With Me was showcased at the World Mobile Congress, last week, and has sparked quite the controversy online. While the company claims that the app allows people to create memories with their loved ones even after they’ve passed away, some have argued that these are fake memories, as you’re using an AI avatar that, apart from some basic features, captures nothing of who that person used to be.
“It is not fake memories, I think, because it is 3D realistic avatars, and the actual person is in my mind,” ELROIS’ Eun Jin Lim told the BBC. “It depends on people’s opinion.”
But creating memories and interacting with the dead is just one of the ways in which the Korean company sees With Me being used.
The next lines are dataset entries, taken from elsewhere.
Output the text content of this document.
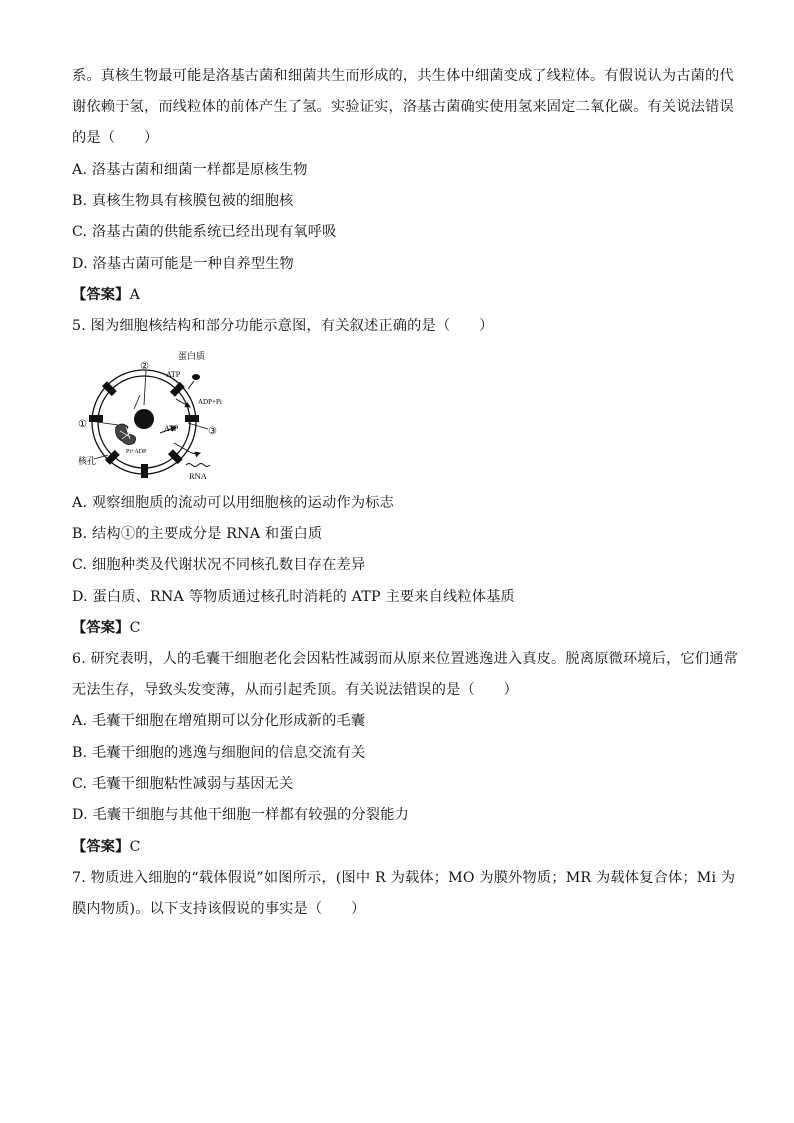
系。真核生物最可能是洛基古菌和细菌共生而形成的，共生体中细菌变成了线粒体。有假说认为古菌的代
谢依赖于氢，而线粒体的前体产生了氢。实验证实，洛基古菌确实使用氢来固定二氧化碳。有关说法错误
的是（　　）
A. 洛基古菌和细菌一样都是原核生物
B. 真核生物具有核膜包被的细胞核
C. 洛基古菌的供能系统已经出现有氧呼吸
D. 洛基古菌可能是一种自养型生物
【答案】A
5. 图为细胞核结构和部分功能示意图，有关叙述正确的是（　　）
蛋白质
ATP
ADP+Pi
ATP
Pi+ADP
RNA
核孔
①
②
③
A. 观察细胞质的流动可以用细胞核的运动作为标志
B. 结构①的主要成分是 RNA 和蛋白质
C. 细胞种类及代谢状况不同核孔数目存在差异
D. 蛋白质、RNA 等物质通过核孔时消耗的 ATP 主要来自线粒体基质
【答案】C
6. 研究表明，人的毛囊干细胞老化会因粘性减弱而从原来位置逃逸进入真皮。脱离原微环境后，它们通常
无法生存，导致头发变薄，从而引起秃顶。有关说法错误的是（　　）
A. 毛囊干细胞在增殖期可以分化形成新的毛囊
B. 毛囊干细胞的逃逸与细胞间的信息交流有关
C. 毛囊干细胞粘性减弱与基因无关
D. 毛囊干细胞与其他干细胞一样都有较强的分裂能力
【答案】C
7. 物质进入细胞的“载体假说”如图所示，(图中 R 为载体；MO 为膜外物质；MR 为载体复合体；Mi 为
膜内物质)。以下支持该假说的事实是（　　）
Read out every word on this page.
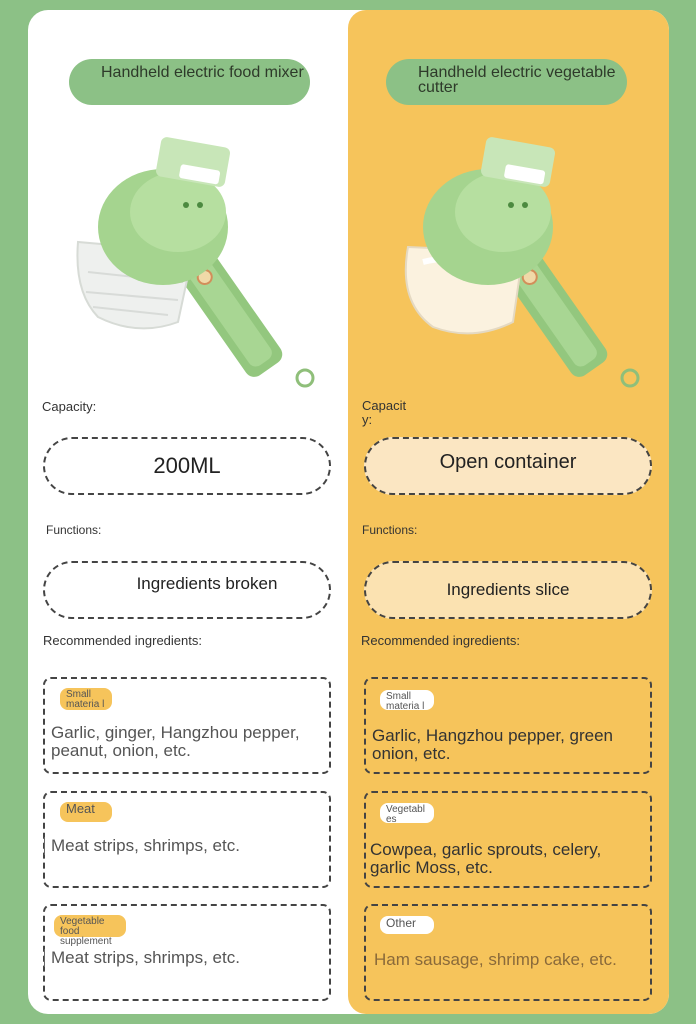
Handheld electric food mixer	Handheld electric vegetable cutter
Capacity:	Capacit y:
200ML	Open container
Functions:	Functions:
Ingredients broken	Ingredients slice
Recommended ingredients:	Recommended ingredients:
Small materia l
Garlic, ginger, Hangzhou pepper, peanut, onion, etc.
Meat
Meat strips, shrimps, etc.
Vegetable food supplement
Meat strips, shrimps, etc.
Small materia l
Garlic, Hangzhou pepper, green onion, etc.
Vegetabl es
Cowpea, garlic sprouts, celery, garlic Moss, etc.
Other
Ham sausage, shrimp cake, etc.
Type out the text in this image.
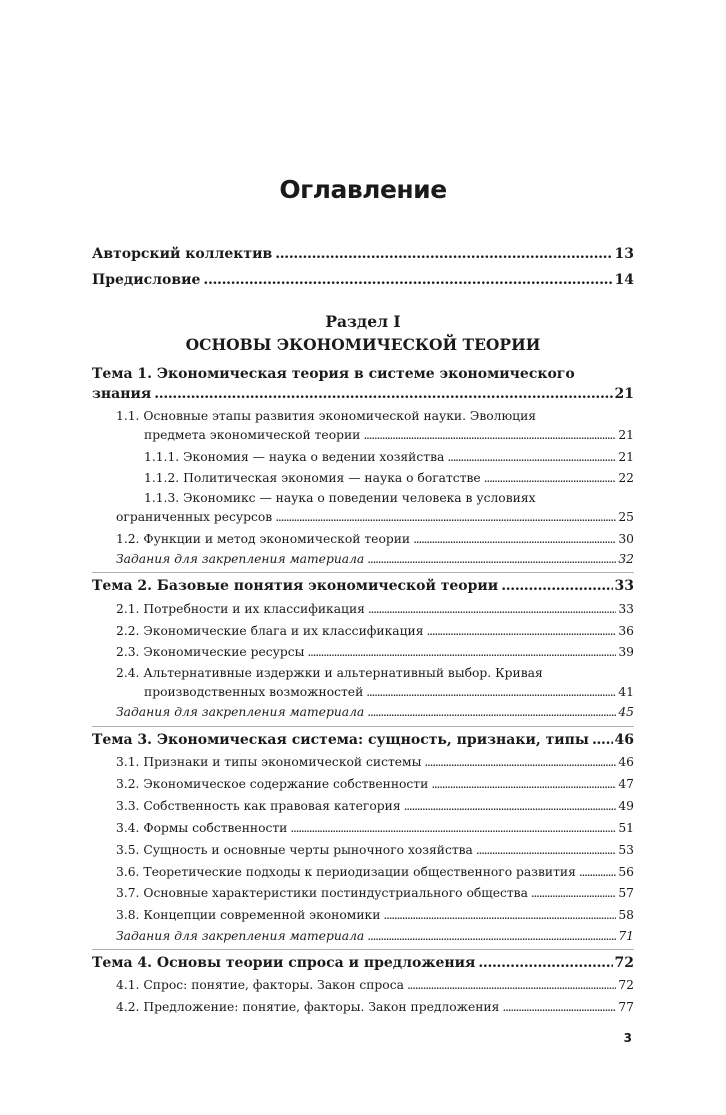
Оглавление
Авторский коллектив . . .	13
Предисловие . . .	14
Раздел I
ОСНОВЫ ЭКОНОМИЧЕСКОЙ ТЕОРИИ
Тема 1. Экономическая теория в системе экономического
знания . . .	21
1.1. Основные этапы развития экономической науки. Эволюция
предмета экономической теории . . .	21
1.1.1. Экономия — наука о ведении хозяйства . . .	21
1.1.2. Политическая экономия — наука о богатстве . . .	22
1.1.3. Экономикс — наука о поведении человека в условиях
ограниченных ресурсов . . .	25
1.2. Функции и метод экономической теории . . .	30
Задания для закрепления материала . . .	32
Тема 2. Базовые понятия экономической теории . . .	33
2.1. Потребности и их классификация . . .	33
2.2. Экономические блага и их классификация . . .	36
2.3. Экономические ресурсы . . .	39
2.4. Альтернативные издержки и альтернативный выбор. Кривая
производственных возможностей . . .	41
Задания для закрепления материала . . .	45
Тема 3. Экономическая система: сущность, признаки, типы . . . 46
3.1. Признаки и типы экономической системы . . .	46
3.2. Экономическое содержание собственности . . .	47
3.3. Собственность как правовая категория . . .	49
3.4. Формы собственности . . .	51
3.5. Сущность и основные черты рыночного хозяйства . . .	53
3.6. Теоретические подходы к периодизации общественного развития . . .	56
3.7. Основные характеристики постиндустриального общества . . .	57
3.8. Концепции современной экономики . . .	58
Задания для закрепления материала . . .	71
Тема 4. Основы теории спроса и предложения . . .	72
4.1. Спрос: понятие, факторы. Закон спроса . . .	72
4.2. Предложение: понятие, факторы. Закон предложения . . .	77
3
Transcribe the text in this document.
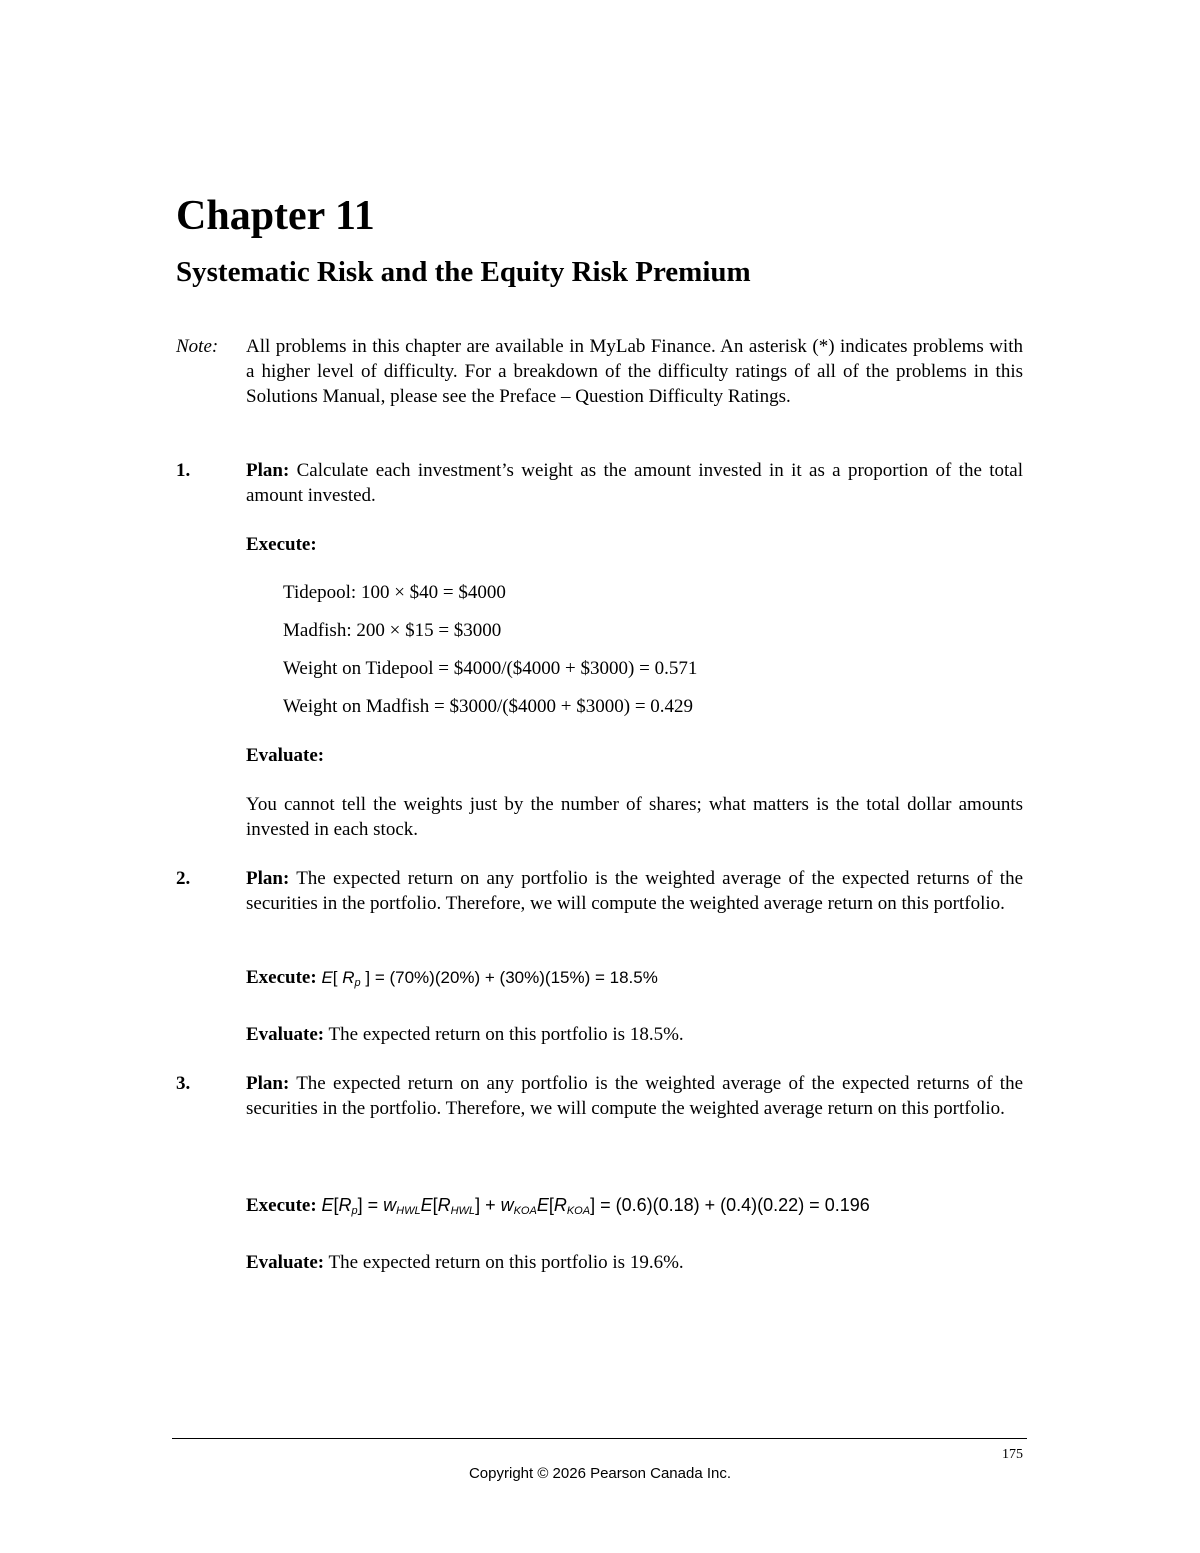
Chapter 11
Systematic Risk and the Equity Risk Premium
Note: All problems in this chapter are available in MyLab Finance. An asterisk (*) indicates problems with a higher level of difficulty. For a breakdown of the difficulty ratings of all of the problems in this Solutions Manual, please see the Preface – Question Difficulty Ratings.
1.	Plan: Calculate each investment’s weight as the amount invested in it as a proportion of the total amount invested.
Execute:
Tidepool: 100 × $40 = $4000
Madfish: 200 × $15 = $3000
Weight on Tidepool = $4000/($4000 + $3000) = 0.571
Weight on Madfish = $3000/($4000 + $3000) = 0.429
Evaluate:
You cannot tell the weights just by the number of shares; what matters is the total dollar amounts invested in each stock.
2.	Plan: The expected return on any portfolio is the weighted average of the expected returns of the securities in the portfolio. Therefore, we will compute the weighted average return on this portfolio.
Execute: E[ $R_p$ ] = (70%)(20%) + (30%)(15%) = 18.5%
Evaluate: The expected return on this portfolio is 18.5%.
3.	Plan: The expected return on any portfolio is the weighted average of the expected returns of the securities in the portfolio. Therefore, we will compute the weighted average return on this portfolio.
Execute: $E[R_p] = w_{HWL}E[R_{HWL}] + w_{KOA}E[R_{KOA}] = (0.6)(0.18) + (0.4)(0.22) = 0.196$
Evaluate: The expected return on this portfolio is 19.6%.
175
Copyright © 2026 Pearson Canada Inc.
It also plans to contact various celebrities and license their image so that fans can interact with them in avatar form.
“We are working on the development for making Avatar Cloud Service in the web and mobile to upload their avatars and buy celebrities avatar, clothes and other stuff related with avatars (We call it as ‘VAW’ or ‘vivid avatar world),” an ELROIS spokesperson said. “Now it is still in the process and we have to contact with celebrities’ agent sooner to get their avatars.”
With Me relies on the same augmented reality technology used in the hit mobile game Pokemon GO. Interestingly enough, ELROIS isn’t the first company to create an augmented reality app that allows user to interact with their deceased loved ones.
Last year, a Japanese tombstone company launched Spot Message, an app that lets users “catch” pre-recorded messages from the dead at their graves and other places dear to them.